Opinion
06-18-2015
Schlam Stone & Dolan LLP, New York (Jeffrey M. Eilender of counsel), for appellant. Anderson & Ochs, LLP, New York (Mitchell H. Ochs of counsel), for respondent.
Schlam Stone & Dolan LLP, New York (Jeffrey M. Eilender of counsel), for appellant.
Anderson & Ochs, LLP, New York (Mitchell H. Ochs of counsel), for respondent.
Opinion
Order, Supreme Court, New York County (Eileen Bransten, J.), entered July 17, 2013, which, insofar as appealed from as limited by the briefs, granted defendant's motion to dismiss the first through third causes of action, unanimously affirmed, without costs. Appeal from order, same court and Justice, entered January 7, 2014, which denied plaintiff's motion for reargument, unanimously dismissed, without costs, as taken from a nonappealable paper.
Since the parties' mother's will contains no language indicating that noncompliance with the terms of paragraph 7 will result in forfeiture of a bequest thereunder, the first cause of action, which seeks forfeiture of all bequests defendant received under paragraph 7, fails to state a cause of action (Allen v. Trustees of Great Neck Free Church, 240 A.D. 206, 269 N.Y.S. 341 [2d Dept 1934], affd. 265 N.Y. 570, 193 N.E. 324 [1934] ).

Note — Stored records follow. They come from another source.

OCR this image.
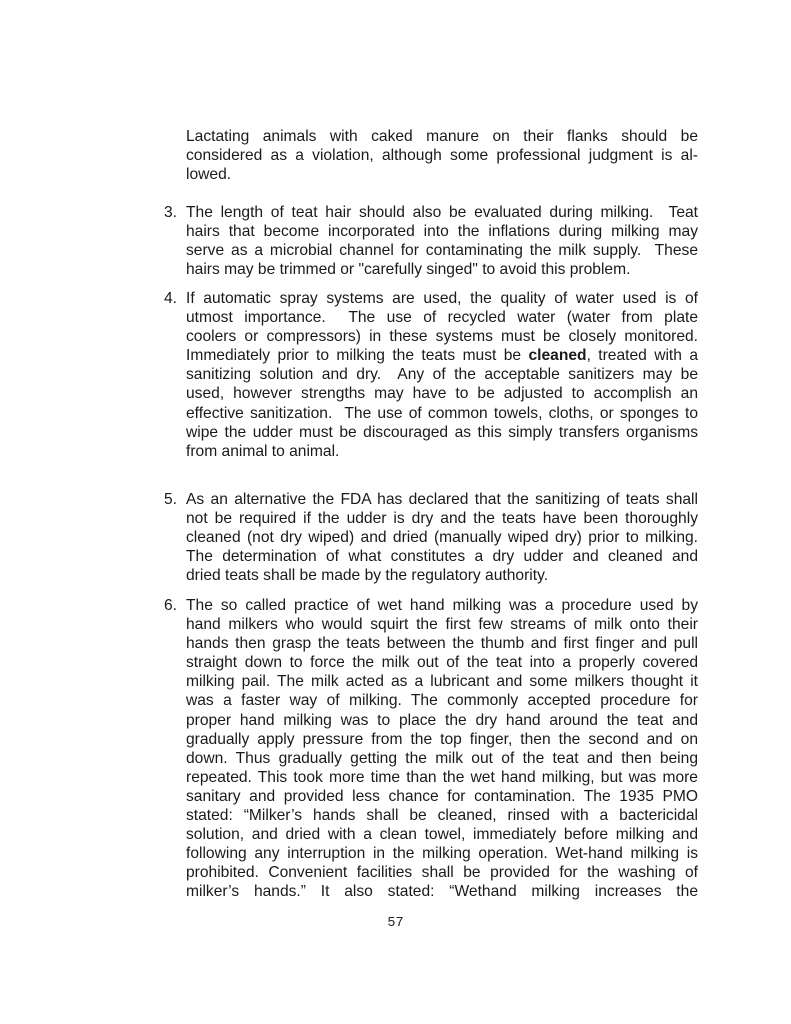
Lactating animals with caked manure on their flanks should be
considered as a violation, although some professional judgment is al-
lowed.
3. The length of teat hair should also be evaluated during milking.  Teat
hairs that become incorporated into the inflations during milking may
serve as a microbial channel for contaminating the milk supply.  These
hairs may be trimmed or "carefully singed" to avoid this problem.
4. If automatic spray systems are used, the quality of water used is of
utmost importance.  The use of recycled water (water from plate
coolers or compressors) in these systems must be closely monitored.
Immediately prior to milking the teats must be cleaned, treated with a
sanitizing solution and dry.  Any of the acceptable sanitizers may be
used, however strengths may have to be adjusted to accomplish an
effective sanitization.  The use of common towels, cloths, or sponges to
wipe the udder must be discouraged as this simply transfers organisms
from animal to animal.
5. As an alternative the FDA has declared that the sanitizing of teats shall
not be required if the udder is dry and the teats have been thoroughly
cleaned (not dry wiped) and dried (manually wiped dry) prior to milking.
The determination of what constitutes a dry udder and cleaned and
dried teats shall be made by the regulatory authority.
6. The so called practice of wet hand milking was a procedure used by
hand milkers who would squirt the first few streams of milk onto their
hands then grasp the teats between the thumb and first finger and pull
straight down to force the milk out of the teat into a properly covered
milking pail. The milk acted as a lubricant and some milkers thought it
was a faster way of milking. The commonly accepted procedure for
proper hand milking was to place the dry hand around the teat and
gradually apply pressure from the top finger, then the second and on
down. Thus gradually getting the milk out of the teat and then being
repeated. This took more time than the wet hand milking, but was more
sanitary and provided less chance for contamination. The 1935 PMO
stated: “Milker’s hands shall be cleaned, rinsed with a bactericidal
solution, and dried with a clean towel, immediately before milking and
following any interruption in the milking operation. Wet-hand milking is
prohibited. Convenient facilities shall be provided for the washing of
milker’s hands.” It also stated: “Wethand milking increases the
57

The second cause of action, which arises from defendant's attempt to sell her interests in two Bronx properties in breach of the terms of the will, and the third cause of action pertaining to all the partnership interests, are barred by the doctrine of res judicata.
The Decision and Order of this Court entered herein on December 4, 2014 is hereby recalled and vacated (see M–31 decided simultaneously herewith).
TOM, J.P., SWEENY, DeGRASSE, FEINMAN, GISCHE, JJ., concur.